Akankah saya ambil kesempatan itu?
Tibalah saat daftar ulang, saat
memutuskan untuk mengambil kesempatan itu atau tidak. Dan dengan berbagai
masukan dari berbagai pihak, juga dari sajak-sajak Imam Syafii di bawah inilah
yang menginspirasi untuk merantau dan mengambil peluang sekaligus tantangan itu.
Orang pandai
dan beradab tak akan diam di kampung halaman
Tinggalkan
negerimu dan merantaulah ke negeri orang
Pergilah kan
Kau dapatkan pengganti dari kerabat dan teman
Berlelah-lelahlah,
manisnya hidup terasa setelah lelah berjuang
Aku melihat
air yang diam menjadi rusak karena diam tertahan
Jika mengalir
menjadi jernih, jika tidak dia kan keruh menggenang
Singa tak kan
pernah memangsa jika tak tinggalkan sarang
Anak panah
jika tidak tinggalkan busur tak kan kena sasaran
Jika saja
matahari di orbitnya tak bergerak dan terus diam
Tentu saja
manusia bosan padanya dan enggan memandang
Rembulan jika
terus-menerus purnama sepanjang zaman
orang-orang
tak akan menunggu saat munculnya datang
Biji emas
bagai tanah biasa sebelum digali dari tambang
Setelah
diolah dan ditambang manusia ramai memperebutkan
Kayu gaharu
tak ubahnya kayu biasa di dalam hutan
Jika dibawa
ke kota berubah mahal seperti emas
Semoga Malang benar-benar menjadi
tempat memainkan cerita cinta yang indah.
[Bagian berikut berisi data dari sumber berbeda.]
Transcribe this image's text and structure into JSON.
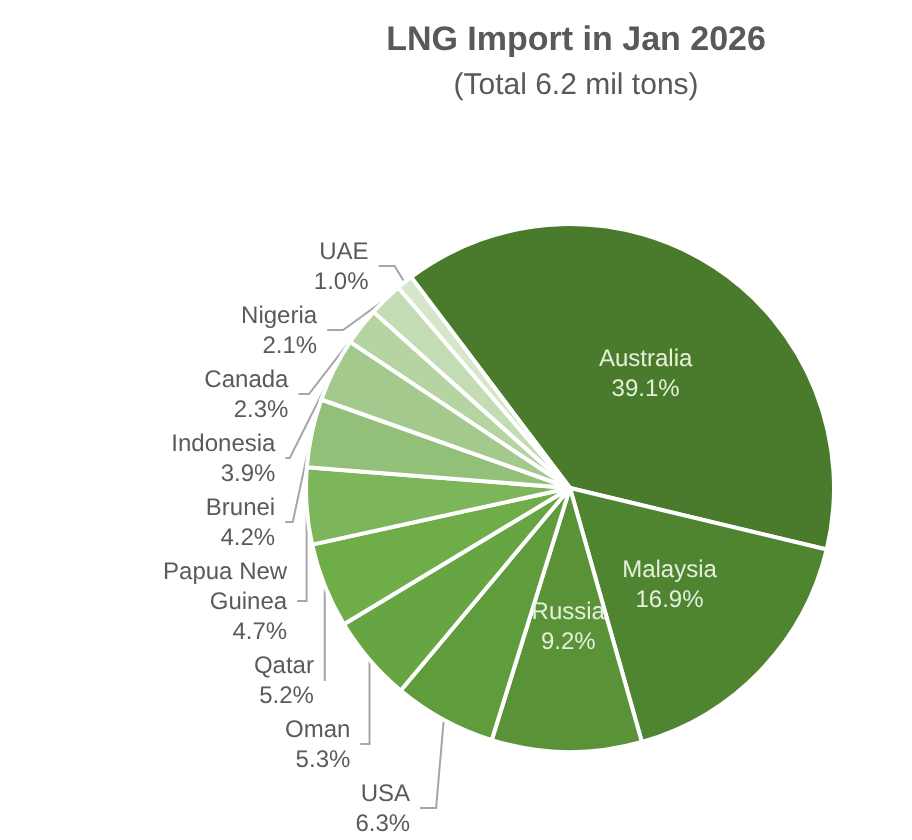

Ya, Malang yang akan menjadi tempat
persinggahan. Walaupun awalnya, tak punya kerabat, tak punya kenalan, namun
ternyata saya bisa menjalani. Kerabat yang awalnya tak tahu, ternyata di hari
pertama menginjakan kaki di malang, Alloh swt, sudah memberikan jalan
terangnya. Ternyata ada orang satu desa yang sudah ada di Malang. Akhirnya kini
menjadi keluarga yang sangat dekat. Kenalan yang tak banyak tahu, ternyata saat
itu mulai bermunculan. Dari di mudahkan dalam mencari tempat kos, karena ada
teman yang mau mencarikan, hingga teman-teman kuliah yang sangat baik. Semuanya
nampak ketika awal-awal saya berada di Malang. Maka nikmat yang mana lagi yang
engkau dustakan?
Tahun demi tahun di tempat perantauan
terasa begitu cepat. Masih ingat ketika kuliah ketika uang beasiswa belum
turun, harus menahan lapar, makan sekali pun dilakukan. Masih ingat ketika
nyaris tak dapat ikut kegiatan, ternyata ada teman-teman yang sanggup
membayarkan. Namun ketika itu, kegamangan pada dilematis langkah hidup kembali
menjangkiti hidup ini. Dan kembali terulang pada akhir masa-masa studi. Namun
kali ini dengan suasana yang berbeda.
Menjelang penghujung studi, ketika
masa skripsi, masa yang tak hanya menguras olah pikir, namun juga olah rasa
bahkan menguras keuangan, saya dikejar oleh tuntutan. Tuntutan untuk segera
lulus. Bukan tanpa alasan, saya harus segera pulang untuk membantu mengurus
ibu. Ibuku saat itu terkena penyakit yang membuatnya tak bisa berjalan. Saat
itu, saya menjadi sangat terpukul, menjelang masa kelulusan ada hal yang sangat
tidak diharapkan datang. Orang terkasih mengalami sakit. Walaupun dari rumah
selalu memberi semangat untuk jangan memikirkan keadaan ibu, namun tetap saja
hati tak dapat mengelak. Perasaan resah selalu menjadi hantu.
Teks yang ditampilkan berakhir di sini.